10-City and 20-City S&P-Case-Shiller Home Price Indices gained 1.3 percent
in August to values of 175.8 and 164.53 respectively. These increases were substantially smaller
than those in the June-July period of 1.9 and 1.8 percent and the 2.2 percent price
appreciation posted by both indices from May to June.
All twenty cities posted monthly
gains in August, although most
cities showed deceleration compared to July. Las Vegas was at the top of the range with
appreciation of 2.9 percent, its greatest
since August 2004. Detroit
and Los Angeles followed
with gains of 2.0
percent. Seattle was at the bottom with a positive return of 0.5
percent. Month-over-month, San Francisco has been losing momentum as prices increased 4.9
percent in April 2013 and 0.9
percent in August 2013.
The August numbers were 12.8 percent higher than one year earlier for
both the 10- and 20-City composites, slightly larger than the respective July
increases of 12.3 and 12.4 percent. The
rate of annual increases was also higher than in July in 14 of the 20
metropolitan areas with the largest in Las Vegas (29.2
percent), San Francisco (25.4 percent), Los Angeles (21.7 percent) and San
Diego (21.5 percent.) The smallest
year-over-year increase was in Cleveland at 3.7 percent.
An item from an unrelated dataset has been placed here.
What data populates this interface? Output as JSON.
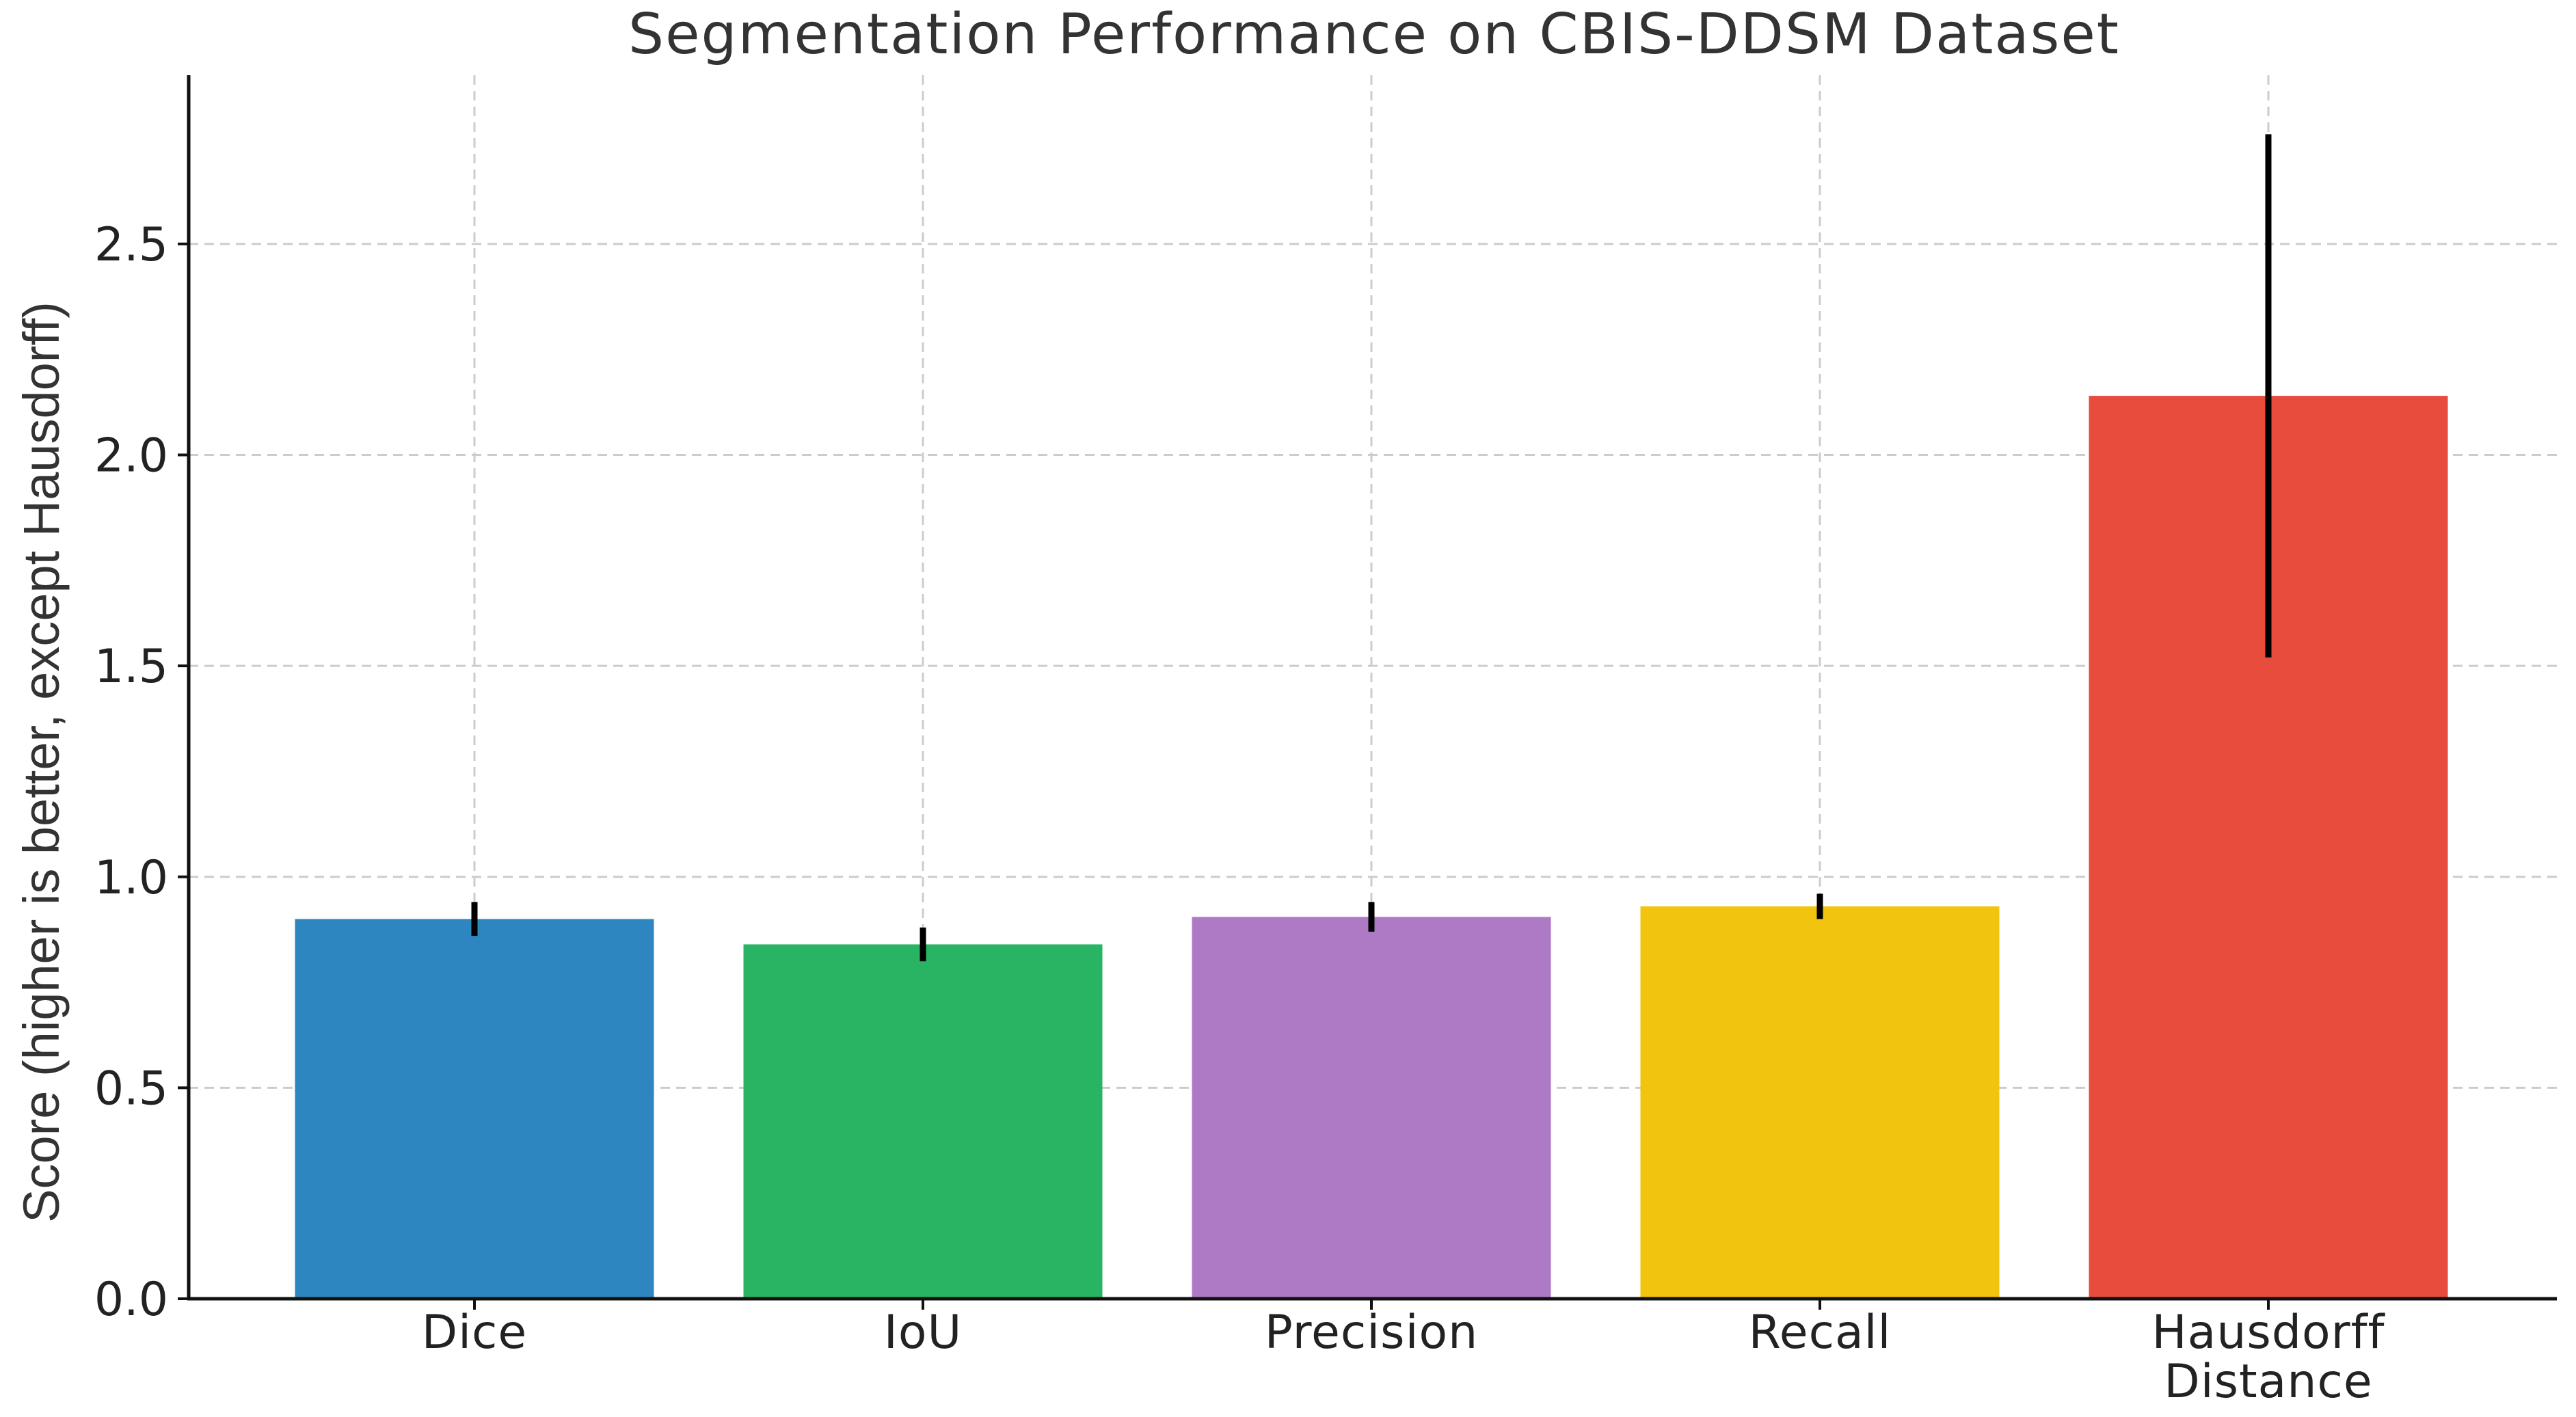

"The 10-City and 20-City Composites posted
a 12.8% annual growth rate," says David M. Blitzer,
Chairman of the Index
Committee at S&P Dow Jones Indices. "Both Composites showed
their highest annual increases since February
2006. All 20 cities reported
positive year-over-year returns. Thirteen cities posted
double-digit annual gains. Las Vegas and California continue to impress
with year-over- year increases of over 20%. Denver and Phoenix posted 20 consecutive annual increases; Miami and Minneapolis 19. Despite
showing 26 consecutive annual gains, Detroit remains the only city below its January 2000 index level.
Blitzer said the peak rate of
gain in home prices occurred in April.
Since then, while prices have continued to rise, the gain has been more
moderate, slowing each month. "This month 16 cities reported smaller gains in August compared
to July. Recent increases
in mortgage rates and fewer mortgage applications are two factors in these shifts," Blitzer said.
As of August
average home prices across the U.S. had returned to mid-2004 levels. Since peaking in June/July 2006, peak to
current prices are down about 20-21 percent for the two composites and they
have recovered from their March 2012 lows by slightly over 22 percent. Blizer noted, "Denver and Dallas again set new highs. All the other cities remain below their peaks.
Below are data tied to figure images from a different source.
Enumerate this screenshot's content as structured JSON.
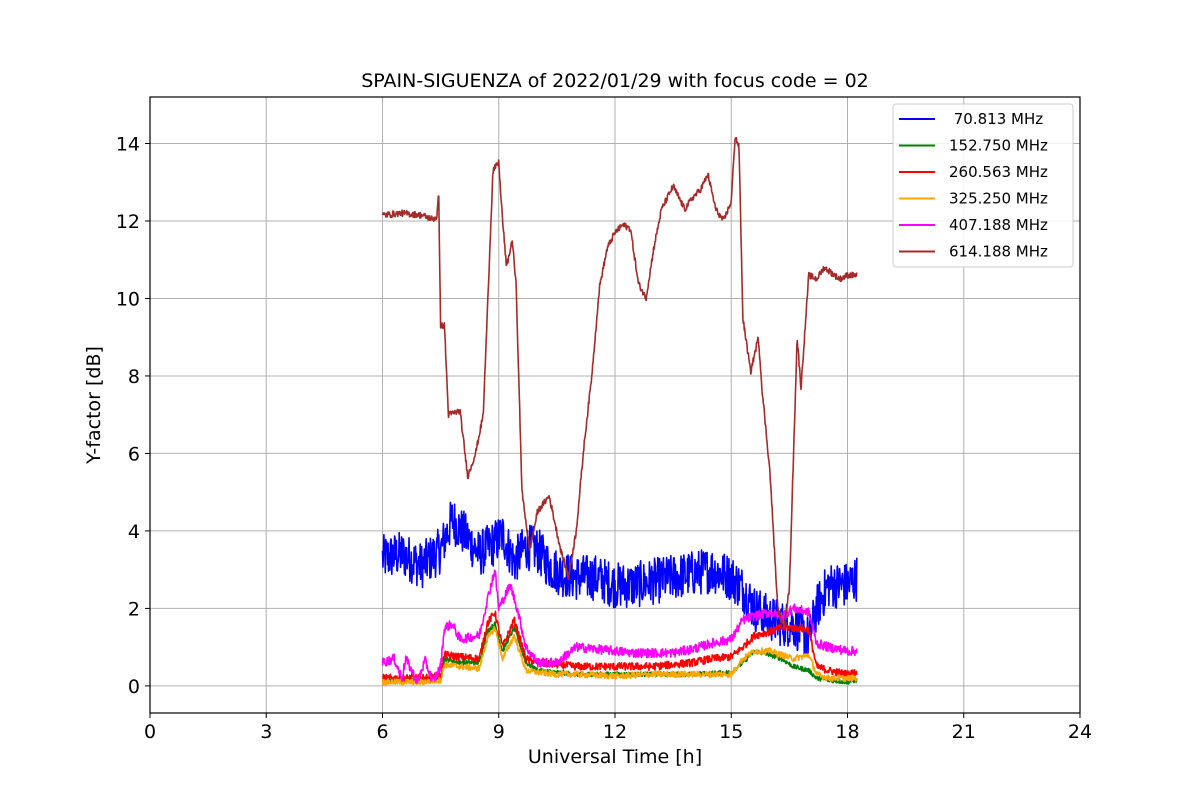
{
  "chart_data": {
    "type": "line",
    "title": "SPAIN-SIGUENZA of 2022/01/29 with focus code = 02",
    "xlabel": "Universal Time [h]",
    "ylabel": "Y-factor [dB]",
    "xlim": [
      0,
      24
    ],
    "ylim": [
      -0.7,
      15.2
    ],
    "xticks": [
      0,
      3,
      6,
      9,
      12,
      15,
      18,
      21,
      24
    ],
    "yticks": [
      0,
      2,
      4,
      6,
      8,
      10,
      12,
      14
    ],
    "grid": true,
    "legend_position": "top-right",
    "series": [
      {
        "name": " 70.813 MHz",
        "color": "#0000ff",
        "noise": 0.6,
        "points": [
          [
            6.0,
            3.3
          ],
          [
            6.5,
            3.4
          ],
          [
            7.0,
            3.1
          ],
          [
            7.5,
            3.5
          ],
          [
            7.8,
            4.3
          ],
          [
            8.2,
            3.8
          ],
          [
            8.5,
            3.4
          ],
          [
            8.9,
            3.7
          ],
          [
            9.1,
            3.9
          ],
          [
            9.4,
            3.2
          ],
          [
            9.7,
            3.6
          ],
          [
            10.0,
            3.5
          ],
          [
            10.3,
            3.1
          ],
          [
            10.6,
            2.9
          ],
          [
            11.0,
            2.8
          ],
          [
            11.5,
            2.8
          ],
          [
            12.0,
            2.6
          ],
          [
            12.5,
            2.6
          ],
          [
            13.0,
            2.7
          ],
          [
            13.5,
            2.8
          ],
          [
            14.0,
            2.9
          ],
          [
            14.5,
            3.0
          ],
          [
            15.0,
            2.8
          ],
          [
            15.3,
            2.5
          ],
          [
            15.6,
            2.0
          ],
          [
            15.9,
            1.8
          ],
          [
            16.3,
            1.6
          ],
          [
            16.6,
            1.6
          ],
          [
            17.0,
            1.2
          ],
          [
            17.2,
            2.0
          ],
          [
            17.5,
            2.6
          ],
          [
            18.0,
            2.6
          ],
          [
            18.25,
            2.8
          ]
        ]
      },
      {
        "name": "152.750 MHz",
        "color": "#008000",
        "noise": 0.06,
        "points": [
          [
            6.0,
            0.15
          ],
          [
            6.5,
            0.15
          ],
          [
            7.0,
            0.15
          ],
          [
            7.5,
            0.2
          ],
          [
            7.6,
            0.7
          ],
          [
            8.0,
            0.6
          ],
          [
            8.5,
            0.6
          ],
          [
            8.7,
            1.4
          ],
          [
            8.9,
            1.6
          ],
          [
            9.1,
            0.9
          ],
          [
            9.4,
            1.5
          ],
          [
            9.7,
            0.6
          ],
          [
            10.0,
            0.4
          ],
          [
            10.5,
            0.35
          ],
          [
            11.0,
            0.3
          ],
          [
            12.0,
            0.3
          ],
          [
            13.0,
            0.3
          ],
          [
            14.0,
            0.3
          ],
          [
            15.0,
            0.35
          ],
          [
            15.3,
            0.6
          ],
          [
            15.6,
            0.9
          ],
          [
            16.0,
            0.8
          ],
          [
            16.3,
            0.7
          ],
          [
            16.6,
            0.5
          ],
          [
            17.0,
            0.4
          ],
          [
            17.2,
            0.2
          ],
          [
            17.5,
            0.15
          ],
          [
            18.0,
            0.1
          ],
          [
            18.25,
            0.15
          ]
        ]
      },
      {
        "name": "260.563 MHz",
        "color": "#ff0000",
        "noise": 0.1,
        "points": [
          [
            6.0,
            0.2
          ],
          [
            6.5,
            0.2
          ],
          [
            7.0,
            0.2
          ],
          [
            7.5,
            0.25
          ],
          [
            7.6,
            0.8
          ],
          [
            8.0,
            0.75
          ],
          [
            8.5,
            0.7
          ],
          [
            8.7,
            1.6
          ],
          [
            8.9,
            1.9
          ],
          [
            9.1,
            1.0
          ],
          [
            9.4,
            1.7
          ],
          [
            9.7,
            0.7
          ],
          [
            10.0,
            0.6
          ],
          [
            10.5,
            0.55
          ],
          [
            11.0,
            0.5
          ],
          [
            12.0,
            0.5
          ],
          [
            13.0,
            0.5
          ],
          [
            14.0,
            0.6
          ],
          [
            14.5,
            0.7
          ],
          [
            15.0,
            0.75
          ],
          [
            15.3,
            1.0
          ],
          [
            15.6,
            1.3
          ],
          [
            16.0,
            1.4
          ],
          [
            16.3,
            1.5
          ],
          [
            16.6,
            1.5
          ],
          [
            17.0,
            1.45
          ],
          [
            17.2,
            0.5
          ],
          [
            17.5,
            0.4
          ],
          [
            18.0,
            0.3
          ],
          [
            18.25,
            0.35
          ]
        ]
      },
      {
        "name": "325.250 MHz",
        "color": "#ffa500",
        "noise": 0.08,
        "points": [
          [
            6.0,
            0.1
          ],
          [
            6.5,
            0.1
          ],
          [
            7.0,
            0.1
          ],
          [
            7.5,
            0.15
          ],
          [
            7.6,
            0.55
          ],
          [
            8.0,
            0.5
          ],
          [
            8.5,
            0.45
          ],
          [
            8.7,
            1.2
          ],
          [
            8.9,
            1.5
          ],
          [
            9.1,
            0.7
          ],
          [
            9.4,
            1.3
          ],
          [
            9.7,
            0.4
          ],
          [
            10.0,
            0.35
          ],
          [
            10.5,
            0.3
          ],
          [
            11.0,
            0.3
          ],
          [
            12.0,
            0.25
          ],
          [
            13.0,
            0.3
          ],
          [
            14.0,
            0.3
          ],
          [
            15.0,
            0.3
          ],
          [
            15.3,
            0.7
          ],
          [
            15.6,
            0.9
          ],
          [
            16.0,
            0.9
          ],
          [
            16.3,
            0.8
          ],
          [
            16.6,
            0.7
          ],
          [
            17.0,
            0.8
          ],
          [
            17.2,
            0.3
          ],
          [
            17.5,
            0.2
          ],
          [
            18.0,
            0.2
          ],
          [
            18.25,
            0.2
          ]
        ]
      },
      {
        "name": "407.188 MHz",
        "color": "#ff00ff",
        "noise": 0.12,
        "points": [
          [
            6.0,
            0.6
          ],
          [
            6.3,
            0.7
          ],
          [
            6.5,
            0.2
          ],
          [
            6.6,
            0.7
          ],
          [
            6.9,
            0.1
          ],
          [
            7.1,
            0.65
          ],
          [
            7.3,
            0.1
          ],
          [
            7.5,
            0.5
          ],
          [
            7.6,
            1.5
          ],
          [
            7.8,
            1.6
          ],
          [
            8.0,
            1.2
          ],
          [
            8.5,
            1.3
          ],
          [
            8.7,
            2.2
          ],
          [
            8.9,
            3.0
          ],
          [
            9.0,
            2.0
          ],
          [
            9.3,
            2.6
          ],
          [
            9.5,
            1.9
          ],
          [
            9.7,
            1.0
          ],
          [
            10.0,
            0.6
          ],
          [
            10.5,
            0.6
          ],
          [
            11.0,
            1.0
          ],
          [
            11.5,
            0.95
          ],
          [
            12.0,
            0.9
          ],
          [
            12.5,
            0.85
          ],
          [
            13.0,
            0.85
          ],
          [
            13.5,
            0.85
          ],
          [
            14.0,
            0.95
          ],
          [
            14.5,
            1.1
          ],
          [
            15.0,
            1.2
          ],
          [
            15.3,
            1.7
          ],
          [
            15.6,
            1.8
          ],
          [
            16.0,
            1.9
          ],
          [
            16.3,
            1.8
          ],
          [
            16.6,
            2.0
          ],
          [
            17.0,
            1.9
          ],
          [
            17.2,
            1.1
          ],
          [
            17.5,
            1.0
          ],
          [
            18.0,
            0.9
          ],
          [
            18.25,
            0.9
          ]
        ]
      },
      {
        "name": "614.188 MHz",
        "color": "#a52a2a",
        "noise": 0.08,
        "points": [
          [
            6.0,
            12.15
          ],
          [
            6.5,
            12.2
          ],
          [
            7.0,
            12.15
          ],
          [
            7.3,
            12.05
          ],
          [
            7.4,
            12.1
          ],
          [
            7.45,
            12.7
          ],
          [
            7.5,
            9.3
          ],
          [
            7.6,
            9.3
          ],
          [
            7.7,
            7.0
          ],
          [
            8.0,
            7.1
          ],
          [
            8.2,
            5.4
          ],
          [
            8.4,
            6.0
          ],
          [
            8.6,
            7.0
          ],
          [
            8.7,
            9.5
          ],
          [
            8.85,
            13.3
          ],
          [
            9.0,
            13.5
          ],
          [
            9.1,
            12.0
          ],
          [
            9.2,
            10.8
          ],
          [
            9.35,
            11.5
          ],
          [
            9.45,
            10.3
          ],
          [
            9.6,
            5.0
          ],
          [
            9.8,
            3.5
          ],
          [
            10.0,
            4.5
          ],
          [
            10.3,
            4.9
          ],
          [
            10.6,
            3.5
          ],
          [
            10.8,
            2.8
          ],
          [
            11.0,
            4.0
          ],
          [
            11.2,
            6.2
          ],
          [
            11.4,
            8.0
          ],
          [
            11.6,
            10.3
          ],
          [
            11.8,
            11.3
          ],
          [
            12.0,
            11.7
          ],
          [
            12.2,
            11.9
          ],
          [
            12.4,
            11.8
          ],
          [
            12.6,
            10.4
          ],
          [
            12.8,
            10.0
          ],
          [
            13.0,
            11.3
          ],
          [
            13.2,
            12.3
          ],
          [
            13.5,
            12.9
          ],
          [
            13.8,
            12.3
          ],
          [
            14.0,
            12.6
          ],
          [
            14.2,
            12.8
          ],
          [
            14.4,
            13.2
          ],
          [
            14.6,
            12.3
          ],
          [
            14.8,
            12.0
          ],
          [
            15.0,
            12.5
          ],
          [
            15.1,
            14.2
          ],
          [
            15.2,
            13.9
          ],
          [
            15.3,
            9.5
          ],
          [
            15.5,
            8.1
          ],
          [
            15.7,
            9.0
          ],
          [
            15.8,
            7.6
          ],
          [
            16.0,
            5.5
          ],
          [
            16.2,
            2.0
          ],
          [
            16.35,
            1.5
          ],
          [
            16.5,
            2.5
          ],
          [
            16.7,
            9.0
          ],
          [
            16.8,
            7.7
          ],
          [
            17.0,
            10.6
          ],
          [
            17.2,
            10.5
          ],
          [
            17.4,
            10.8
          ],
          [
            17.8,
            10.5
          ],
          [
            18.0,
            10.6
          ],
          [
            18.25,
            10.6
          ]
        ]
      }
    ]
  }
}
Boston and Charlotte are the two MSAs closest to their peaks with only 8-9% left to go. Las Vegas is still down 47.1% from its peak level."
Case-Shiller numbers echo those of other studies showing that price growth is
moderating. Their figures however remain
much more aggressive than others recently released for August. The Case-Shiller numbers do not claim to be
national but rather reflects the experiences of 20 cities and all four studies use
different data sets and different methodologies. Still the comparison is interesting. The other three sets of numbers below are
from Lender Processing Services (LPS), CoreLogic, and the Federal Housing Finance
Agency (FHFA). Number represent a
percentage increase in their respective indexes.
July to August
August 2012 - August 2013
The S&P/Case-Shiller Home Price are constructed
to accurately track the price path of typical
single-family homes located in each metropolitan area provided. Each index combines matched price pairs for thousands of individual houses from the available universe of arms-length sales data. The indices have a base value of 100 in January 2000; thus, for example,
index value of 150 translates to a 50 percent
appreciation rate since January 2000 for a typical home located within the subject market.